En el 2015 se desarticuló la mayor red de pornografía infantil de España, con el epicentro en Barcelona y Tortosa y con ramificaciones en otros lugares. Este noviembre se celebró el juicio en la Audiencia de Tarragona, con tres de los principales responsables fugados, bajo la acusación de delitos continuados de corrupción de menores para producción y distribución de material pornográfico. Siete pederastas inmersos en una organización criminal que captó como mínimo a 103 menores para rodar centenares de videos adquiridos por casi 600 hombres en 45 países a lo largo de unos 15 años. Hasta aquí, las cifras conocidas. Las pruebas de un entramado que aunaba maldad intrínseca y desmedido afán de lucro, absolutamente amoral, con la circunstancia agravante que se aprovechaba de las circunstancias críticas de unos menores desamparados (algunos tutelados por la dirección general de Atenció a la Infància i l’Adolescència, DGAIA) para captarlos como víctimas, a cambio de pequeñas cantidades de dinero o de drogas.

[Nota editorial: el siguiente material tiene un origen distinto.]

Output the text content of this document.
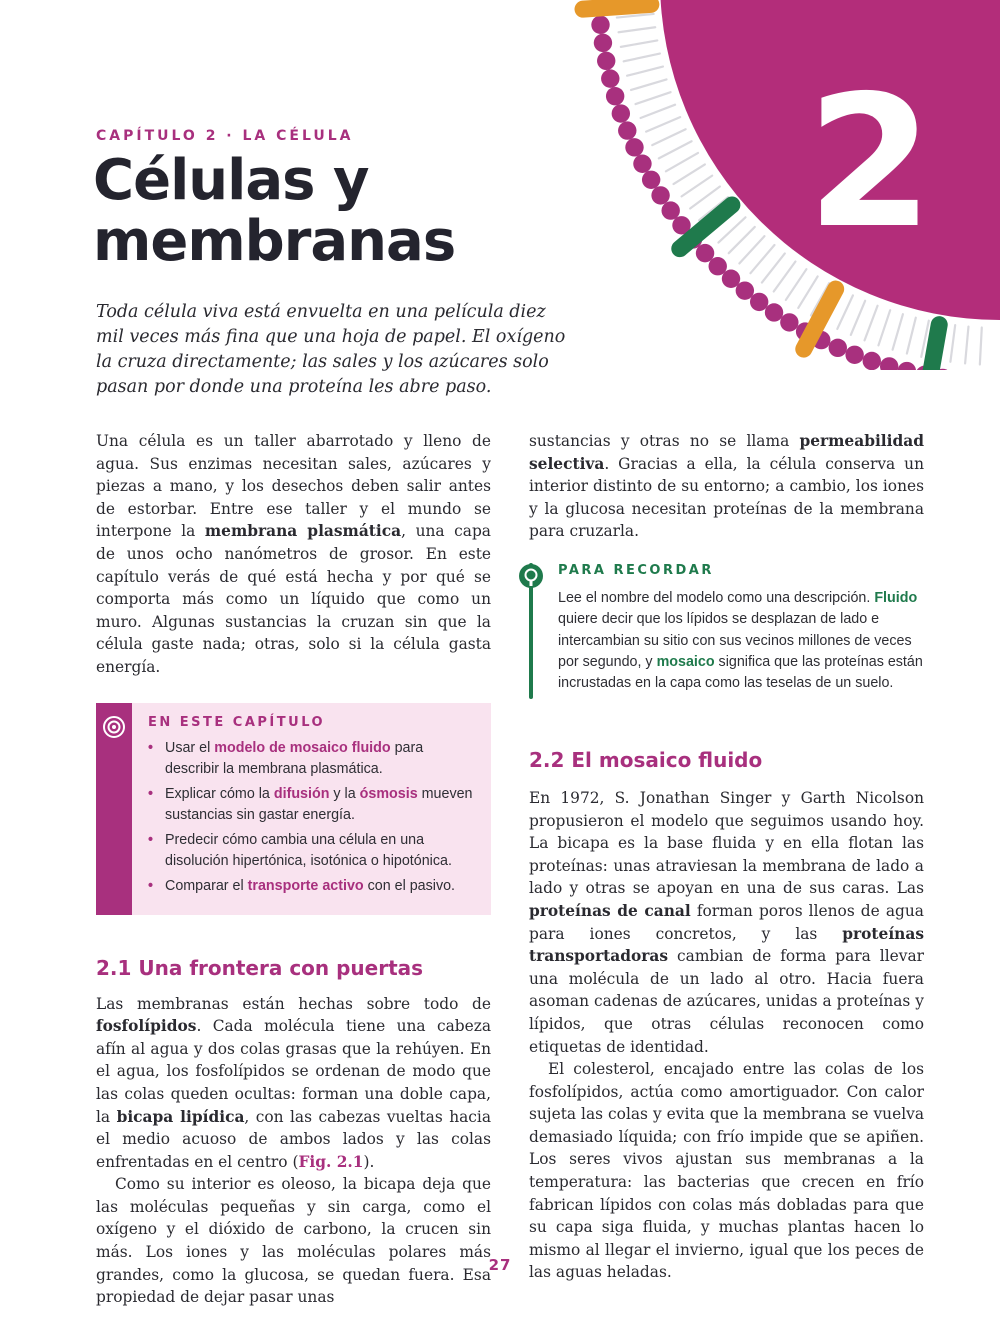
2
CAPÍTULO 2 · LA CÉLULA
Células y
membranas

Toda célula viva está envuelta en una película diez mil veces más fina que una hoja de papel. El oxígeno la cruza directamente; las sales y los azúcares solo pasan por donde una proteína les abre paso.

Una célula es un taller abarrotado y lleno de agua. Sus enzimas necesitan sales, azúcares y piezas a mano, y los desechos deben salir antes de estorbar. Entre ese taller y el mundo se interpone la membrana plasmática, una capa de unos ocho nanómetros de grosor. En este capítulo verás de qué está hecha y por qué se comporta más como un líquido que como un muro. Algunas sustancias la cruzan sin que la célula gaste nada; otras, solo si la célula gasta energía.

EN ESTE CAPÍTULO
• Usar el modelo de mosaico fluido para describir la membrana plasmática.
• Explicar cómo la difusión y la ósmosis mueven sustancias sin gastar energía.
• Predecir cómo cambia una célula en una disolución hipertónica, isotónica o hipotónica.
• Comparar el transporte activo con el pasivo.
2.1 Una frontera con puertas

Las membranas están hechas sobre todo de fosfolípidos. Cada molécula tiene una cabeza afín al agua y dos colas grasas que la rehúyen. En el agua, los fosfolípidos se ordenan de modo que las colas queden ocultas: forman una doble capa, la bicapa lipídica, con las cabezas vueltas hacia el medio acuoso de ambos lados y las colas enfrentadas en el centro (Fig. 2.1).

Como su interior es oleoso, la bicapa deja que las moléculas pequeñas y sin carga, como el oxígeno y el dióxido de carbono, la crucen sin más. Los iones y las moléculas polares más grandes, como la glucosa, se quedan fuera. Esa propiedad de dejar pasar unas

sustancias y otras no se llama permeabilidad selectiva. Gracias a ella, la célula conserva un interior distinto de su entorno; a cambio, los iones y la glucosa necesitan proteínas de la membrana para cruzarla.

PARA RECORDAR

Lee el nombre del modelo como una descripción. Fluido quiere decir que los lípidos se desplazan de lado e intercambian su sitio con sus vecinos millones de veces por segundo, y mosaico significa que las proteínas están incrustadas en la capa como las teselas de un suelo.

2.2 El mosaico fluido

En 1972, S. Jonathan Singer y Garth Nicolson propusieron el modelo que seguimos usando hoy. La bicapa es la base fluida y en ella flotan las proteínas: unas atraviesan la membrana de lado a lado y otras se apoyan en una de sus caras. Las proteínas de canal forman poros llenos de agua para iones concretos, y las proteínas transportadoras cambian de forma para llevar una molécula de un lado al otro. Hacia fuera asoman cadenas de azúcares, unidas a proteínas y lípidos, que otras células reconocen como etiquetas de identidad.

El colesterol, encajado entre las colas de los fosfolípidos, actúa como amortiguador. Con calor sujeta las colas y evita que la membrana se vuelva demasiado líquida; con frío impide que se apiñen. Los seres vivos ajustan sus membranas a la temperatura: las bacterias que crecen en frío fabrican lípidos con colas más dobladas para que su capa siga fluida, y muchas plantas hacen lo mismo al llegar el invierno, igual que los peces de las aguas heladas.

27
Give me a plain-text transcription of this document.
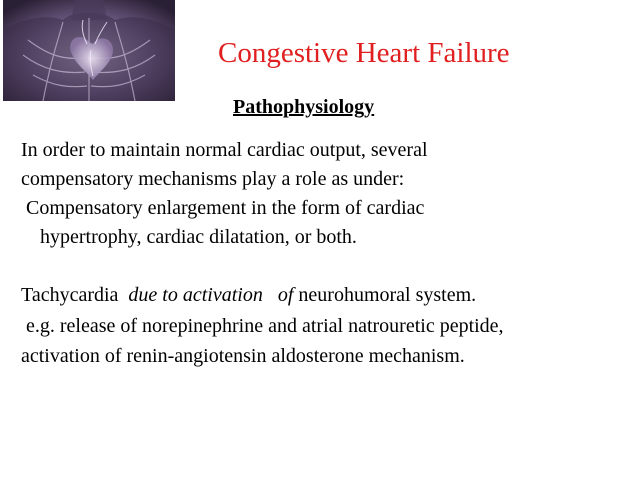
Congestive Heart Failure
Pathophysiology
In order to maintain normal cardiac output, several
compensatory mechanisms play a role as under:
Compensatory enlargement in the form of cardiac
hypertrophy, cardiac dilatation, or both.
Tachycardia  due to activation   of neurohumoral system.
e.g. release of norepinephrine and atrial natrouretic peptide,
activation of renin-angiotensin aldosterone mechanism.
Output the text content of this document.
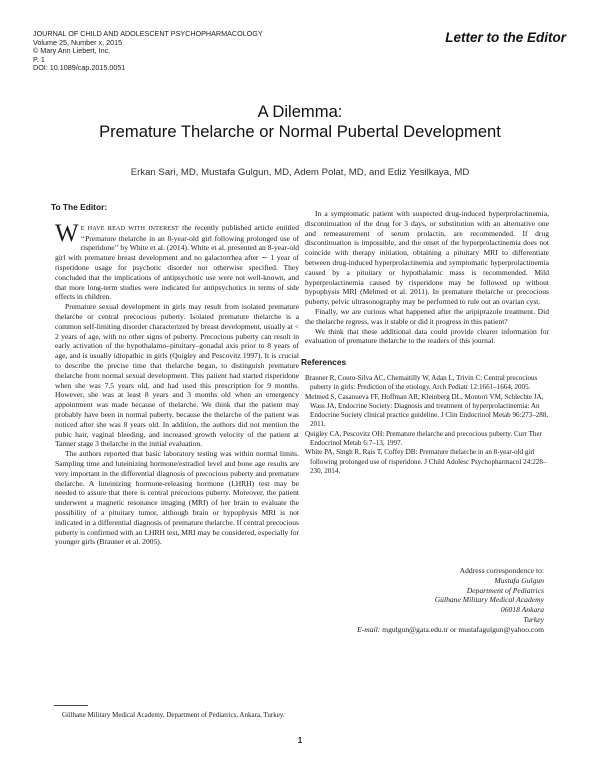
JOURNAL OF CHILD AND ADOLESCENT PSYCHOPHARMACOLOGY
Volume 25, Number x, 2015
© Mary Ann Liebert, Inc.
P. 1
DOI: 10.1089/cap.2015.0051
Letter to the Editor
A Dilemma:
Premature Thelarche or Normal Pubertal Development
Erkan Sari, MD, Mustafa Gulgun, MD, Adem Polat, MD, and Ediz Yesilkaya, MD
To The Editor:

W E HAVE READ WITH INTEREST the recently published article entitled ‘‘Premature thelarche in an 8-year-old girl following prolonged use of risperidone’’ by White et al. (2014). White et al. presented an 8-year-old girl with premature breast development and no galactorrhea after ∼ 1 year of risperidone usage for psychotic disorder not otherwise specified. They concluded that the implications of antipsychotic use were not well-known, and that more long-term studies were indicated for antipsychotics in terms of side effects in children.

Premature sexual development in girls may result from isolated premature thelarche or central precocious puberty. Isolated premature thelarche is a common self-limiting disorder characterized by breast development, usually at < 2 years of age, with no other signs of puberty. Precocious puberty can result in early activation of the hypothalamo–pituitary–gonadal axis prior to 8 years of age, and is usually idiopathic in girls (Quigley and Pescovitz 1997). It is crucial to describe the precise time that thelarche began, to distinguish premature thelarche from normal sexual development. This patient had started risperidone when she was 7.5 years old, and had used this prescription for 9 months. However, she was at least 8 years and 3 months old when an emergency appointment was made because of thelarche. We think that the patient may probably have been in normal puberty, because the thelarche of the patient was noticed after she was 8 years old. In addition, the authors did not mention the pubic hair, vaginal bleeding, and increased growth velocity of the patient at Tanner stage 3 thelarche in the initial evaluation.

The authors reported that basic laboratory testing was within normal limits. Sampling time and luteinizing hormone/estradiol level and bone age results are very important in the differential diagnosis of precocious puberty and premature thelarche. A luteinizing hormone-releasing hormone (LHRH) test may be needed to assure that there is central precocious puberty. Moreover, the patient underwent a magnetic resonance imaging (MRI) of her brain to evaluate the possibility of a pituitary tumor, although brain or hypophysis MRI is not indicated in a differential diagnosis of premature thelarche. If central precocious puberty is confirmed with an LHRH test, MRI may be considered, especially for younger girls (Brauner et al. 2005).

In a symptomatic patient with suspected drug-induced hyperprolactinemia, discontinuation of the drug for 3 days, or substitution with an alternative one and remeasurement of serum prolactin, are recommended. If drug discontinuation is impossible, and the onset of the hyperprolactinemia does not coincide with therapy initiation, obtaining a pituitary MRI to differentiate between drug-induced hyperprolactinemia and symptomatic hyperprolactinemia caused by a pituitary or hypothalamic mass is recommended. Mild hyperprolactinemia caused by risperidone may be followed up without hypophysis MRI (Melmed et al. 2011). In premature thelarche or precocious puberty, pelvic ultrasonography may be performed to rule out an ovarian cyst.

Finally, we are curious what happened after the aripiprazole treatment. Did the thelarche regress, was it stable or did it progress in this patient?

We think that these additional data could provide clearer information for evaluation of premature thelarche to the readers of this journal.

References

Brauner R, Couto-Silva AC, Chemaitilly W, Adan L, Trivin C: Central precocious puberty in girls: Prediction of the etiology. Arch Pediatr 12:1661–1664, 2005.

Melmed S, Casanueva FF, Hoffman AR, Kleinberg DL, Montori VM, Schlechte JA, Wass JA, Endocrine Society: Diagnosis and treatment of hyperprolactinemia: An Endocrine Society clinical practice guideline. J Clin Endocrinol Metab 96:273–288, 2011.

Quigley CA, Pescovitz OH: Premature thelarche and precocious puberty. Curr Ther Endocrinol Metab 6:7–13, 1997.

White PA, Singh R, Rais T, Coffey DB: Premature thelarche in an 8-year-old girl following prolonged use of risperidone. J Child Adolesc Psychopharmacol 24:228–230, 2014.

Address correspondence to:
Mustafa Gulgun
Department of Pediatrics
Gülhane Military Medical Academy
06018 Ankara
Turkey
E-mail: mgulgun@gata.edu.tr or mustafagulgun@yahoo.com
Gülhane Military Medical Academy, Department of Pediatrics, Ankara, Turkey.
1
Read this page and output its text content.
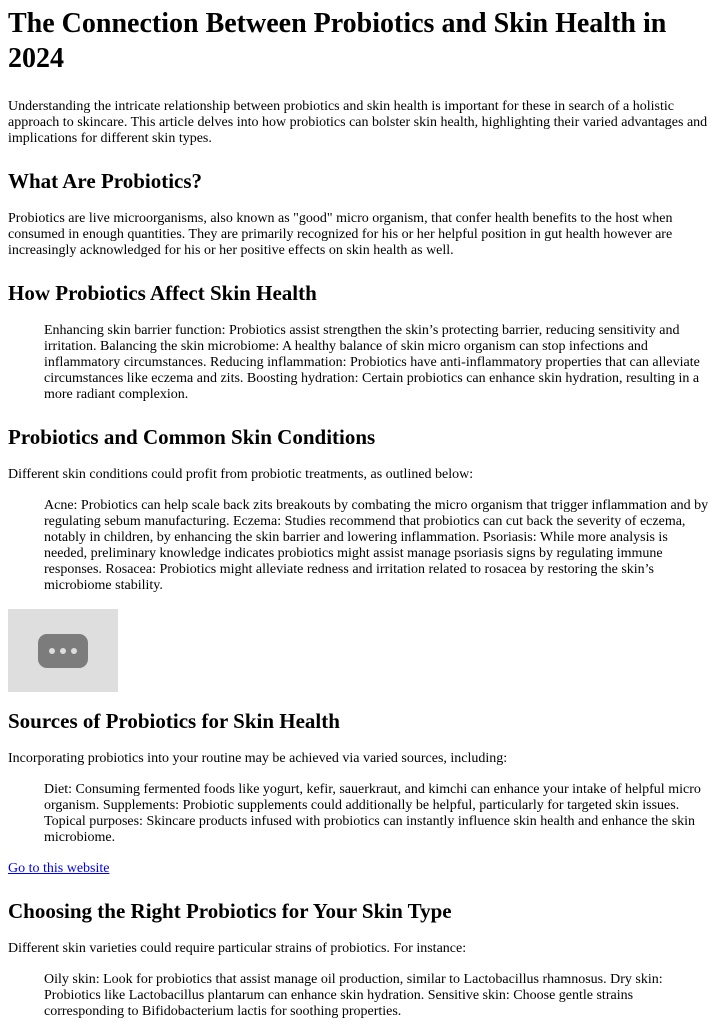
The Connection Between Probiotics and Skin Health in 2024

Understanding the intricate relationship between probiotics and skin health is important for these in search of a holistic approach to skincare. This article delves into how probiotics can bolster skin health, highlighting their varied advantages and implications for different skin types.

What Are Probiotics?

Probiotics are live microorganisms, also known as "good" micro organism, that confer health benefits to the host when consumed in enough quantities. They are primarily recognized for his or her helpful position in gut health however are increasingly acknowledged for his or her positive effects on skin health as well.

How Probiotics Affect Skin Health
Enhancing skin barrier function: Probiotics assist strengthen the skin’s protecting barrier, reducing sensitivity and irritation. Balancing the skin microbiome: A healthy balance of skin micro organism can stop infections and inflammatory circumstances. Reducing inflammation: Probiotics have anti-inflammatory properties that can alleviate circumstances like eczema and zits. Boosting hydration: Certain probiotics can enhance skin hydration, resulting in a more radiant complexion.
Probiotics and Common Skin Conditions

Different skin conditions could profit from probiotic treatments, as outlined below:

Acne: Probiotics can help scale back zits breakouts by combating the micro organism that trigger inflammation and by regulating sebum manufacturing. Eczema: Studies recommend that probiotics can cut back the severity of eczema, notably in children, by enhancing the skin barrier and lowering inflammation. Psoriasis: While more analysis is needed, preliminary knowledge indicates probiotics might assist manage psoriasis signs by regulating immune responses. Rosacea: Probiotics might alleviate redness and irritation related to rosacea by restoring the skin’s microbiome stability.
Sources of Probiotics for Skin Health

Incorporating probiotics into your routine may be achieved via varied sources, including:

Diet: Consuming fermented foods like yogurt, kefir, sauerkraut, and kimchi can enhance your intake of helpful micro organism. Supplements: Probiotic supplements could additionally be helpful, particularly for targeted skin issues. Topical purposes: Skincare products infused with probiotics can instantly influence skin health and enhance the skin microbiome.

Go to this website

Choosing the Right Probiotics for Your Skin Type

Different skin varieties could require particular strains of probiotics. For instance:

Oily skin: Look for probiotics that assist manage oil production, similar to Lactobacillus rhamnosus. Dry skin: Probiotics like Lactobacillus plantarum can enhance skin hydration. Sensitive skin: Choose gentle strains corresponding to Bifidobacterium lactis for soothing properties.
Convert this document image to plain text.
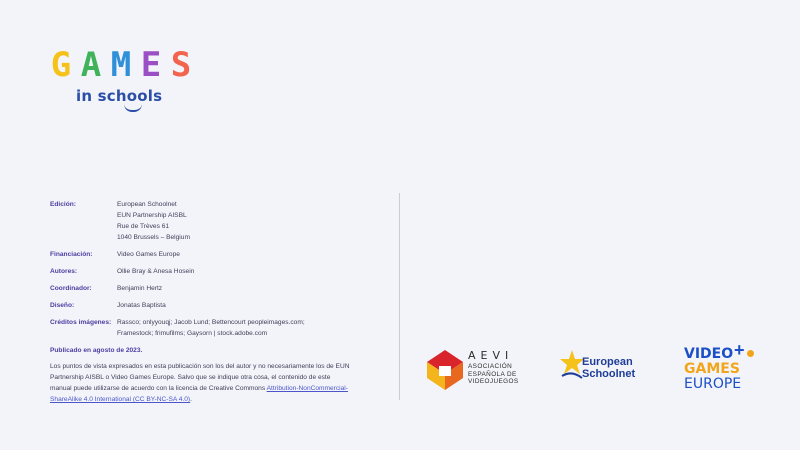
G A M E S
in schools
Edición:	European Schoolnet
EUN Partnership AISBL
Rue de Trèves 61
1040 Brussels – Belgium
Financiación:	Video Games Europe
Autores:	Ollie Bray & Anesa Hosein
Coordinador:	Benjamin Hertz
Diseño:	Jonatas Baptista
Créditos imágenes: Rassco; onlyyouqj; Jacob Lund; Bettencourt peopleimages.com;
Framestock; frimufilms; Gaysorn | stock.adobe.com
Publicado en agosto de 2023.
Los puntos de vista expresados en esta publicación son los del autor y no necesariamente los de EUN Partnership AISBL o Video Games Europe. Salvo que se indique otra cosa, el contenido de este manual puede utilizarse de acuerdo con la licencia de Creative Commons Attribution-NonCommercial-ShareAlike 4.0 International (CC BY-NC-SA 4.0).
AEVI
ASOCIACIÓN ESPAÑOLA DE VIDEOJUEGOS
European
Schoolnet
VIDEO
GAMES
EUROPE
+
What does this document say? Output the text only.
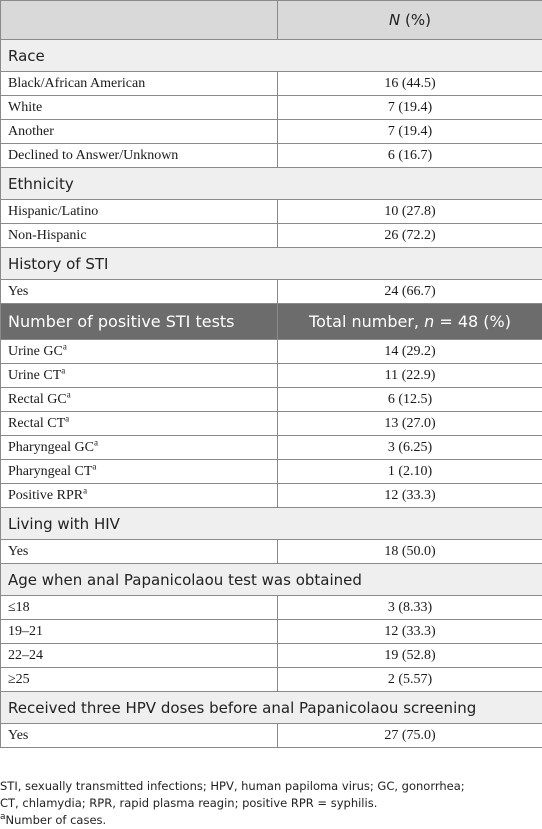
	N (%)
Race	
Black/African American	16 (44.5)
White	7 (19.4)
Another	7 (19.4)
Declined to Answer/Unknown	6 (16.7)
Ethnicity	
Hispanic/Latino	10 (27.8)
Non-Hispanic	26 (72.2)
History of STI	
Yes	24 (66.7)
Number of positive STI tests	Total number, n = 48 (%)
Urine $GC^a$	14 (29.2)
Urine $CT^a$	11 (22.9)
Rectal $GC^a$	6 (12.5)
Rectal $CT^a$	13 (27.0)
Pharyngeal $GC^a$	3 (6.25)
Pharyngeal $CT^a$	1 (2.10)
Positive RPR$^a$	12 (33.3)
Living with HIV	
Yes	18 (50.0)
Age when anal Papanicolaou test was obtained	
≤18	3 (8.33)
19–21	12 (33.3)
22–24	19 (52.8)
≥25	2 (5.57)
Received three HPV doses before anal Papanicolaou screening	
Yes	27 (75.0)

STI, sexually transmitted infections; HPV, human papiloma virus; GC, gonorrhea;

CT, chlamydia; RPR, rapid plasma reagin; positive RPR = syphilis.

$^a$Number of cases.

El infierno existe en la tierra y, en este caso, se localizaba en una casa en las afueras de Tortosa. Las primeras sospechas, sin pensar que se trataba de un caso de estas dimensiones, las puso en conocimiento de los Mossos la responsable de la DGAIA en les Terres de l’Ebre. A partir de allí, la acción conjunta de la policía, fiscalía e instituciones, permitió no solo una investigación por abusos sexuales sino el desmantelamiento del entramado criminal, gracias al buceo en la terrible cantidad de perversión, más de un millón de imágenes abominables que pasaban ante los ojos de los investigadores, y al establecimiento de conexiones que ahondaron en la esencia de la trama. Una labor incesante y demoledora para la conciencia de quienes se sumergieron en el estercolero. El daño a las víctimas es ya irreparable, pero el mérito de quienes acabaron con el abismo oscuro de la depravación es un canto a favor de la responsabilidad social y de las estructuras de la justicia. Para que nunca más vuelva a ocurrir.